1. Explain rationale behind normalisation/variance stabilisation
1. List options for normalisation/variance stabilisation
1. Explain their preference for one
1. Normalise a dataset
1. Demonstrate that the normalisation achieved the intended effect

### 1.1 Why is normalisation important?

- have students run without normalisation and see what happens.
- does normalisation distort/enhance biological signal?
- literature about normalisation:
    - [Comparison of transformations for single-cell RNA-seq data](https://www.nature.com/articles/s41592-023-01814-1)
    - [Validation of noise models for single-cell transcriptomics](https://www.nature.com/articles/nmeth.2930)
    - [The triumphs and limitations of computational methods for scRNA-seq](https://www.nature.com/articles/s41592-021-01171-x)

### 1.2 How do we normalise?

- challenge them to think about what we need. What does it mean if we normalise?
- What do we want to achieve with normalisation? Do we get it?
- Literature:
    - [Normalisation of single-cell RNA-seq counts by log(x+1)](https://academic.oup.com/bioinformatics/article/37/15/2223/6155989)
    - [Normalization and variance stabilization of single-cell RNA-seq data using regularized negative binomial regression](https://genomebiology.biomedcentral.com/articles/10.1186/s13059-019-1874-1)
    - [Depth normalization for single-cell genomics count data](https://www.biorxiv.org/content/10.1101/2022.05.06.490859v1.full)

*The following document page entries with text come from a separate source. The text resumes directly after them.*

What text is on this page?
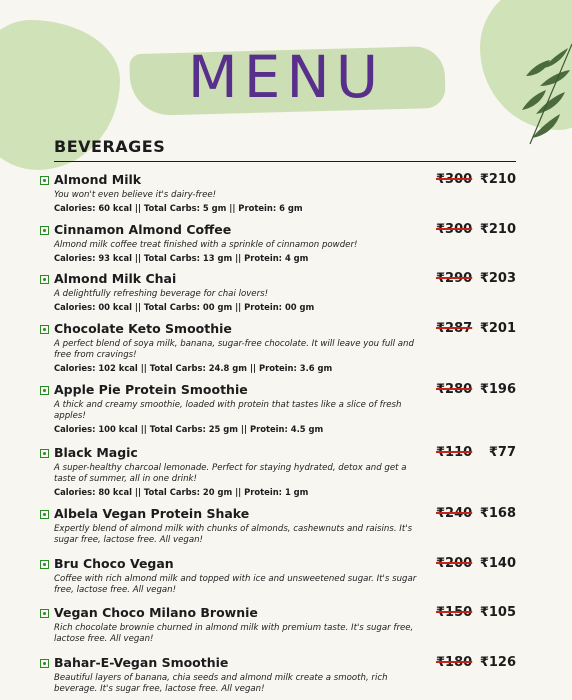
MENU
BEVERAGES
Almond Milk
You won't even believe it's dairy-free!
Calories: 60 kcal || Total Carbs: 5 gm || Protein: 6 gm
₹300 ₹210
Cinnamon Almond Coffee
Almond milk coffee treat finished with a sprinkle of cinnamon powder!
Calories: 93 kcal || Total Carbs: 13 gm || Protein: 4 gm
₹300 ₹210
Almond Milk Chai
A delightfully refreshing beverage for chai lovers!
Calories: 00 kcal || Total Carbs: 00 gm || Protein: 00 gm
₹290 ₹203
Chocolate Keto Smoothie
A perfect blend of soya milk, banana, sugar-free chocolate. It will leave you full and free from cravings!
Calories: 102 kcal || Total Carbs: 24.8 gm || Protein: 3.6 gm
₹287 ₹201
Apple Pie Protein Smoothie
A thick and creamy smoothie, loaded with protein that tastes like a slice of fresh apples!
Calories: 100 kcal || Total Carbs: 25 gm || Protein: 4.5 gm
₹280 ₹196
Black Magic
A super-healthy charcoal lemonade. Perfect for staying hydrated, detox and get a taste of summer, all in one drink!
Calories: 80 kcal || Total Carbs: 20 gm || Protein: 1 gm
₹110 ₹77
Albela Vegan Protein Shake
Expertly blend of almond milk with chunks of almonds, cashewnuts and raisins. It's sugar free, lactose free. All vegan!
₹240 ₹168
Bru Choco Vegan
Coffee with rich almond milk and topped with ice and unsweetened sugar. It's sugar free, lactose free. All vegan!
₹200 ₹140
Vegan Choco Milano Brownie
Rich chocolate brownie churned in almond milk with premium taste. It's sugar free, lactose free. All vegan!
₹150 ₹105
Bahar-E-Vegan Smoothie
Beautiful layers of banana, chia seeds and almond milk create a smooth, rich beverage. It's sugar free, lactose free. All vegan!
₹180 ₹126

### 1.3 How do we evaluate if it worked?

- gold standard
- simulated data
- expert knowledge

# 2. Clustering

Objectives: 

1. List some definitions of "cell type"
1. Explain what clustering is and why it makes sense for scRNA-seq.
1. How do we get from a cells $\times$ genes matrix to a clustering?
1. List ways of calculating cell-cell similarity
1. Explain their preference for one
1. Produce a cell type tree
1. Work with the CT tree to identify putative CT families

# 3. Integration

Objectives: 

1. List possible sources of differences between single-cell datasets
1. Explain why these differences may lead to problems, i.e. in cell type detection or diff. gene expression
1. List the main strategies for dataset integration
    - global models
    - linear embedding models
    - graph-based methods
    - deep learning
1. Find and parse recent benchmarking publications
1. Explain their preference for a benchmarking strategy/method
1. Run integration method on dataset
1. Demonstrate that integration achieved the intended effect

### 3.1 Why is integration needed?

- have students run without integration and see what happens
- construct possible scenarios/experimental designs that could lead to batch effects
- take away lessons for experimental design. Are there ways to prevent batch effects?

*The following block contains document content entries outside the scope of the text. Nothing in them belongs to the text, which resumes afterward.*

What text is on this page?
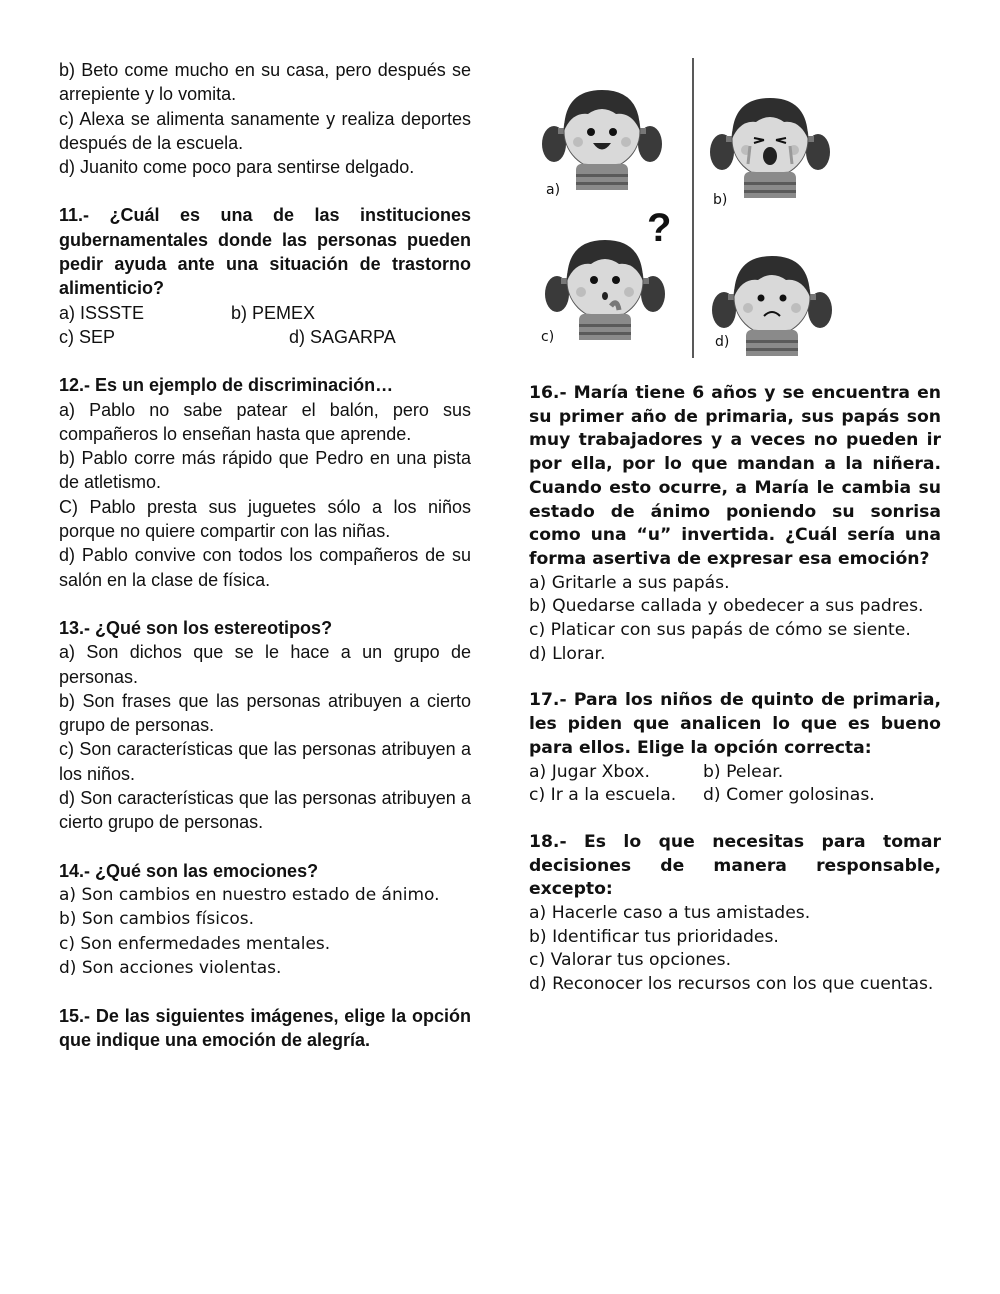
b) Beto come mucho en su casa, pero después se arrepiente y lo vomita.

c) Alexa se alimenta sanamente y realiza deportes después de la escuela.

d) Juanito come poco para sentirse delgado.

11.- ¿Cuál es una de las instituciones gubernamentales donde las personas pueden pedir ayuda ante una situación de trastorno alimenticio?

a) ISSSTE	b) PEMEX
c) SEP	d) SAGARPA

12.- Es un ejemplo de discriminación…

a) Pablo no sabe patear el balón, pero sus compañeros lo enseñan hasta que aprende.

b) Pablo corre más rápido que Pedro en una pista de atletismo.

C) Pablo presta sus juguetes sólo a los niños porque no quiere compartir con las niñas.

d) Pablo convive con todos los compañeros de su salón en la clase de física.

13.- ¿Qué son los estereotipos?

a) Son dichos que se le hace a un grupo de personas.

b) Son frases que las personas atribuyen a cierto grupo de personas.

c) Son características que las personas atribuyen a los niños.

d) Son características que las personas atribuyen a cierto grupo de personas.

14.- ¿Qué son las emociones?

a) Son cambios en nuestro estado de ánimo.

b) Son cambios físicos.

c) Son enfermedades mentales.

d) Son acciones violentas.

15.- De las siguientes imágenes, elige la opción que indique una emoción de alegría.

?
a)
b)
c)	d)

16.- María tiene 6 años y se encuentra en su primer año de primaria, sus papás son muy trabajadores y a veces no pueden ir por ella, por lo que mandan a la niñera. Cuando esto ocurre, a María le cambia su estado de ánimo poniendo su sonrisa como una “u” invertida. ¿Cuál sería una forma asertiva de expresar esa emoción?

a) Gritarle a sus papás.

b) Quedarse callada y obedecer a sus padres.

c) Platicar con sus papás de cómo se siente.

d) Llorar.

17.- Para los niños de quinto de primaria, les piden que analicen lo que es bueno para ellos. Elige la opción correcta:

a) Jugar Xbox.	b) Pelear.
c) Ir a la escuela.	d) Comer golosinas.

18.- Es lo que necesitas para tomar decisiones de manera responsable, excepto:

a) Hacerle caso a tus amistades.

b) Identificar tus prioridades.

c) Valorar tus opciones.

d) Reconocer los recursos con los que cuentas.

### 3.2 How do we integrate?

- work on gold standard (HCA or MCA)
- run different tools (at least in Python ecosystem):
    - BBKNN
    - MNN
    - pyHarmony
    - pyLiger
    - scVI
    - scANVI

What do we learn from the integrated data that we couldn't learn before?

### 3.3 How do we evaluate if it worked?

- discuss with students: What would we expect? How would we measure it?
- use [`scib`](https://github.com/theislab/scib) from [Luecken _et al._ 2021](https://www.nature.com/articles/s41592-021-01336-8)
- see how homogeneous each cluster is before/after
- HVG conservation before/after
- run Alison's method (z-scores) as baseline integration
- compare to "no integration at all"

# 4. Cross-species comparison

Objectives:

- List possible approaches for (pairwise) cross-species comparisons
- List pros and cons of each
- Explain how gene homology, conservation of expression complicate cross-species comparisons
- Outline possible strategies to account for that
- Run manual comparisons of various marker genes
- Run SAMap and visualise cluster similarity matrix

### How do we integrate?

- manual: compare marker genes for selected cluster pairs between (closely?) related species
- 1-1 orthologs (subset and integrate as in #3)
- SAMap
- Literature:
    - [Benchmarking strategies for cross-species integration of single-cell RNA-sequencing data](https://www.biorxiv.org/content/10.1101/2022.09.27.509674v2)

### What do we learn?

How does integration of scRNA-seq data help us form and validate evolutionary hypotheses?